Molte ONG, tra cui Reporter sans frontières, sostengono che le accuse contro di lui erano solo un pretesto per ostacolare i suoi scritti, spesso critici nei confronti del regime monarchico marocchino. La sua condanna non è di buon auspicio per gli altri giornalisti attualmente processati in Marocco, in particolare Omar Radi, anche lui in sciopero della fame.
1/2 Nous venons d’apprendre qu’une peine de 5 ans de prison a été infligée ce soir à Souleiman Raissouni, ex rédacteur en chef du journal aujourd’hui disparu Akhbar Al Yaoum. Cette décision survient à l’issue d’un procès entaché d’irrégularités manifestes. #Maroc pic.twitter.com/IJesdzmIli
— Christophe Deloire (@cdeloire) July 9, 2021
Africa
La carestia è una delle conseguenze più pesanti della pandemia di Covid-19. Secondo il nuovo rapporto dell’ONG Oxfam, pubblicato il 9 luglio 2021, il numero di persone che soffrono di carestia è aumentato di sei volte dall’inizio della pandemia, raggiungendo più di 520.000 persone. In causa ci sarebbero quelle che Oxfam chiama “le 3 C”: Conflitti, Covid-19 e Crisi climatica.
La pandemia e le misure di contenimento hanno rallentato l’attività economica e causato disoccupazione di massa. Inoltre, ci sono chiusure delle frontiere che continuano a interrompere le forniture ad alcuni paesi come Yemen e Haiti. Tutte queste misure hanno causato un aumento del 40% dei prezzi dei generi alimentari dallo scorso anno. Il che la rende la più grande inflazione alimentare del decennio.
L’ONG è particolarmente preoccupata nelle aree più devastate da conflitti, come il Burkina Faso e il nord della Nigeria. L’escalation di violenza, in particolare nel bacino del lago Ciad, ha portato alla fuga oltre 5 milioni di persone.
La regione del Sahel sta vivendo una delle crisi alimentari più gravi al mondo, con 1,6 milioni di bambini che attualmente soffrono di malnutrizione acuta. Le inondazioni, quasi il doppio in cinque anni, hanno distrutto case e spazzato via raccolti e mandrie di quasi due milioni di persone lo scorso anno.

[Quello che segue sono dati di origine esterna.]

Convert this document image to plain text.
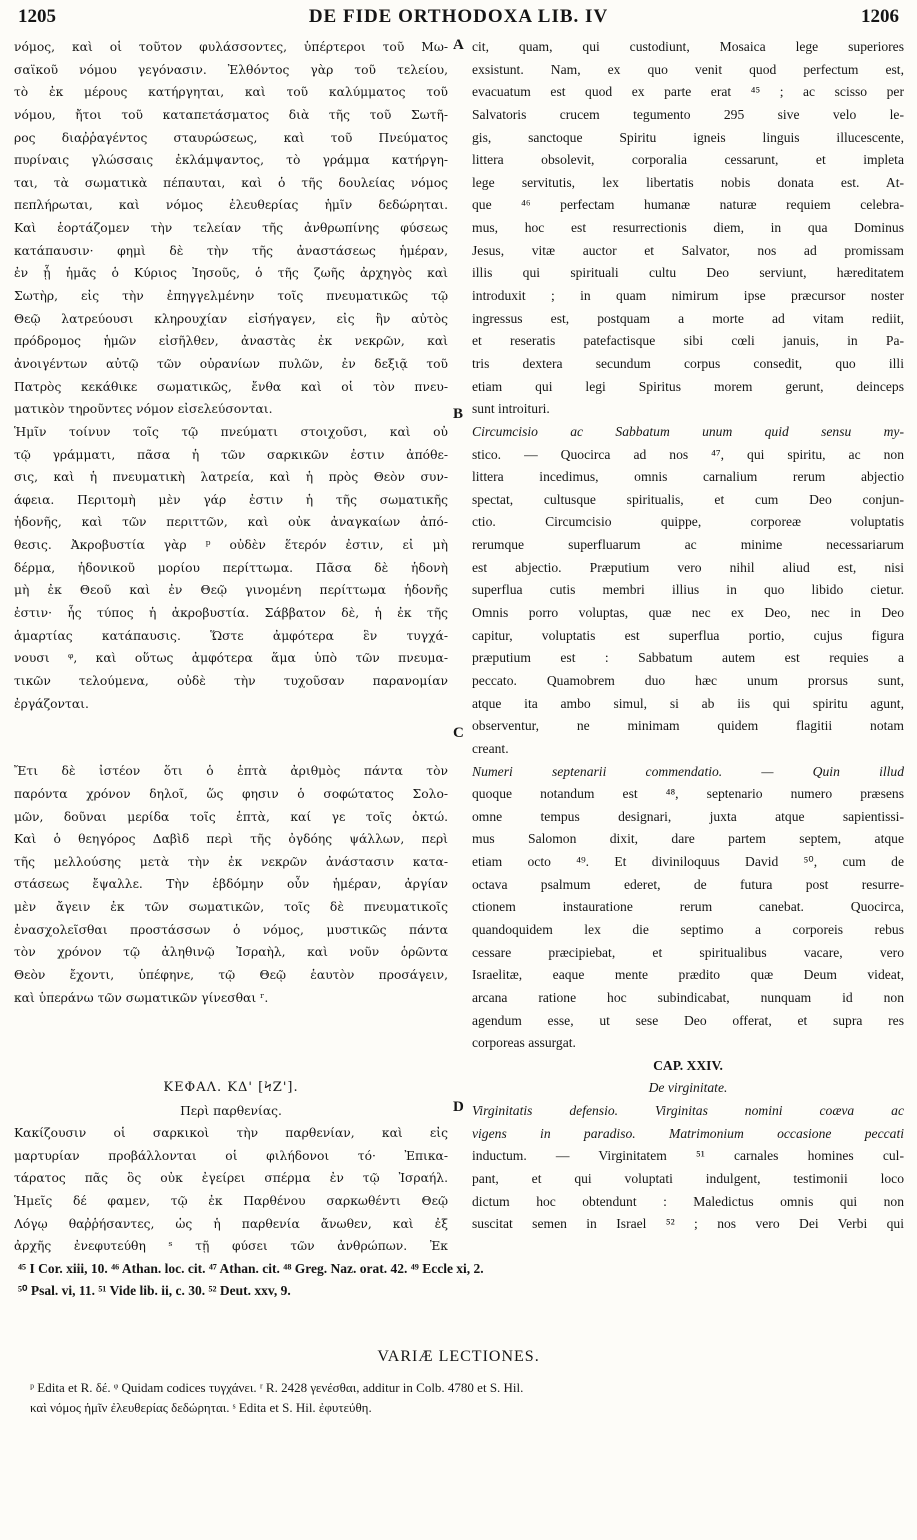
1205	DE FIDE ORTHODOXA LIB. IV	1206
A
B
C
D
νόμος, καὶ οἱ τοῦτον φυλάσσοντες, ὑπέρτεροι τοῦ Μω-
σαϊκοῦ νόμου γεγόνασιν. Ἐλθόντος γὰρ τοῦ τελείου,
τὸ ἐκ μέρους κατήργηται, καὶ τοῦ καλύμματος τοῦ
νόμου, ἤτοι τοῦ καταπετάσματος διὰ τῆς τοῦ Σωτῆ-
ρος διαῤῥαγέντος σταυρώσεως, καὶ τοῦ Πνεύματος
πυρίναις γλώσσαις ἐκλάμψαντος, τὸ γράμμα κατήργη-
ται, τὰ σωματικὰ πέπαυται, καὶ ὁ τῆς δουλείας νόμος
πεπλήρωται, καὶ νόμος ἐλευθερίας ἡμῖν δεδώρηται.
Καὶ ἑορτάζομεν τὴν τελείαν τῆς ἀνθρωπίνης φύσεως
κατάπαυσιν· φημὶ δὲ τὴν τῆς ἀναστάσεως ἡμέραν,
ἐν ᾗ ἡμᾶς ὁ Κύριος Ἰησοῦς, ὁ τῆς ζωῆς ἀρχηγὸς καὶ
Σωτὴρ, εἰς τὴν ἐπηγγελμένην τοῖς πνευματικῶς τῷ
Θεῷ λατρεύουσι κληρουχίαν εἰσήγαγεν, εἰς ἣν αὐτὸς
πρόδρομος ἡμῶν εἰσῆλθεν, ἀναστὰς ἐκ νεκρῶν, καὶ
ἀνοιγέντων αὐτῷ τῶν οὐρανίων πυλῶν, ἐν δεξιᾷ τοῦ
Πατρὸς κεκάθικε σωματικῶς, ἔνθα καὶ οἱ τὸν πνευ-
ματικὸν τηροῦντες νόμον εἰσελεύσονται.
Ἡμῖν τοίνυν τοῖς τῷ πνεύματι στοιχοῦσι, καὶ οὐ
τῷ γράμματι, πᾶσα ἡ τῶν σαρκικῶν ἐστιν ἀπόθε-
σις, καὶ ἡ πνευματικὴ λατρεία, καὶ ἡ πρὸς Θεὸν συν-
άφεια. Περιτομὴ μὲν γάρ ἐστιν ἡ τῆς σωματικῆς
ἡδονῆς, καὶ τῶν περιττῶν, καὶ οὐκ ἀναγκαίων ἀπό-
θεσις. Ἀκροβυστία γὰρ ᵖ οὐδὲν ἕτερόν ἐστιν, εἰ μὴ
δέρμα, ἡδονικοῦ μορίου περίττωμα. Πᾶσα δὲ ἡδονὴ
μὴ ἐκ Θεοῦ καὶ ἐν Θεῷ γινομένη περίττωμα ἡδονῆς
ἐστιν· ἧς τύπος ἡ ἀκροβυστία. Σάββατον δὲ, ἡ ἐκ τῆς
ἁμαρτίας κατάπαυσις. Ὥστε ἀμφότερα ἓν τυγχά-
νουσι ᵠ, καὶ οὕτως ἀμφότερα ἅμα ὑπὸ τῶν πνευμα-
τικῶν τελούμενα, οὐδὲ τὴν τυχοῦσαν παρανομίαν
ἐργάζονται.
Ἔτι δὲ ἰστέον ὅτι ὁ ἑπτὰ ἀριθμὸς πάντα τὸν
παρόντα χρόνον δηλοῖ, ὥς φησιν ὁ σοφώτατος Σολο-
μῶν, δοῦναι μερίδα τοῖς ἑπτὰ, καί γε τοῖς ὀκτώ.
Καὶ ὁ θεηγόρος Δαβὶδ περὶ τῆς ὀγδόης ψάλλων, περὶ
τῆς μελλούσης μετὰ τὴν ἐκ νεκρῶν ἀνάστασιν κατα-
στάσεως ἔψαλλε. Τὴν ἑβδόμην οὖν ἡμέραν, ἀργίαν
μὲν ἄγειν ἐκ τῶν σωματικῶν, τοῖς δὲ πνευματικοῖς
ἐνασχολεῖσθαι προστάσσων ὁ νόμος, μυστικῶς πάντα
τὸν χρόνον τῷ ἀληθινῷ Ἰσραὴλ, καὶ νοῦν ὁρῶντα
Θεὸν ἔχοντι, ὑπέφηνε, τῷ Θεῷ ἑαυτὸν προσάγειν,
καὶ ὑπεράνω τῶν σωματικῶν γίνεσθαι ʳ.
ΚΕΦΑΛ. ΚΔ' [ϞΖ'].
Περὶ παρθενίας.
Κακίζουσιν οἱ σαρκικοὶ τὴν παρθενίαν, καὶ εἰς
μαρτυρίαν προβάλλονται οἱ φιλήδονοι τό· Ἐπικα-
τάρατος πᾶς ὃς οὐκ ἐγείρει σπέρμα ἐν τῷ Ἰσραήλ.
Ἡμεῖς δέ φαμεν, τῷ ἐκ Παρθένου σαρκωθέντι Θεῷ
Λόγῳ θαῤῥήσαντες, ὡς ἡ παρθενία ἄνωθεν, καὶ ἐξ
ἀρχῆς ἐνεφυτεύθη ˢ τῇ φύσει τῶν ἀνθρώπων. Ἐκ
cit, quam, qui custodiunt, Mosaica lege superiores
exsistunt. Nam, ex quo venit quod perfectum est,
evacuatum est quod ex parte erat ⁴⁵ ; ac scisso per
Salvatoris crucem tegumento 295 sive velo le-
gis, sanctoque Spiritu igneis linguis illucescente,
littera obsolevit, corporalia cessarunt, et impleta
lege servitutis, lex libertatis nobis donata est. At-
que ⁴⁶ perfectam humanæ naturæ requiem celebra-
mus, hoc est resurrectionis diem, in qua Dominus
Jesus, vitæ auctor et Salvator, nos ad promissam
illis qui spirituali cultu Deo serviunt, hæreditatem
introduxit ; in quam nimirum ipse præcursor noster
ingressus est, postquam a morte ad vitam rediit,
et reseratis patefactisque sibi cœli januis, in Pa-
tris dextera secundum corpus consedit, quo illi
etiam qui legi Spiritus morem gerunt, deinceps
sunt introituri.
Circumcisio ac Sabbatum unum quid sensu my-
stico. — Quocirca ad nos ⁴⁷, qui spiritu, ac non
littera incedimus, omnis carnalium rerum abjectio
spectat, cultusque spiritualis, et cum Deo conjun-
ctio. Circumcisio quippe, corporeæ voluptatis
rerumque superfluarum ac minime necessariarum
est abjectio. Præputium vero nihil aliud est, nisi
superflua cutis membri illius in quo libido cietur.
Omnis porro voluptas, quæ nec ex Deo, nec in Deo
capitur, voluptatis est superflua portio, cujus figura
præputium est : Sabbatum autem est requies a
peccato. Quamobrem duo hæc unum prorsus sunt,
atque ita ambo simul, si ab iis qui spiritu agunt,
observentur, ne minimam quidem flagitii notam
creant.
Numeri septenarii commendatio. — Quin illud
quoque notandum est ⁴⁸, septenario numero præsens
omne tempus designari, juxta atque sapientissi-
mus Salomon dixit, dare partem septem, atque
etiam octo ⁴⁹. Et diviniloquus David ⁵⁰, cum de
octava psalmum ederet, de futura post resurre-
ctionem instauratione rerum canebat. Quocirca,
quandoquidem lex die septimo a corporeis rebus
cessare præcipiebat, et spiritualibus vacare, vero
Israelitæ, eaque mente prædito quæ Deum videat,
arcana ratione hoc subindicabat, nunquam id non
agendum esse, ut sese Deo offerat, et supra res
corporeas assurgat.
CAP. XXIV.
De virginitate.
Virginitatis defensio. Virginitas nomini coæva ac
vigens in paradiso. Matrimonium occasione peccati
inductum. — Virginitatem ⁵¹ carnales homines cul-
pant, et qui voluptati indulgent, testimonii loco
dictum hoc obtendunt : Maledictus omnis qui non
suscitat semen in Israel ⁵² ; nos vero Dei Verbi qui
⁴⁵ I Cor. xiii, 10. ⁴⁶ Athan. loc. cit. ⁴⁷ Athan. cit. ⁴⁸ Greg. Naz. orat. 42. ⁴⁹ Eccle xi, 2.
⁵⁰ Psal. vi, 11. ⁵¹ Vide lib. ii, c. 30. ⁵² Deut. xxv, 9.
VARIÆ LECTIONES.
ᵖ Edita et R. δέ. ᵠ Quidam codices τυγχάνει. ʳ R. 2428 γενέσθαι, additur in Colb. 4780 et S. Hil.
καὶ νόμος ἡμῖν ἐλευθερίας δεδώρηται. ˢ Edita et S. Hil. ἐφυτεύθη.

Oxfam si rammarica infine che i governi non diano priorità alla lotta contro la fame quando i budget per le spese militari sono in aumento. Il Mali, ad esempio, ha importato sette volte più armi negli ultimi cinque anni rispetto all’inizio del decennio.
L’Ong si aspetta che i governi agiscano in occasione del prossimo Comitato per la sicurezza mondiale che si terrà a Roma il prossimo ottobre.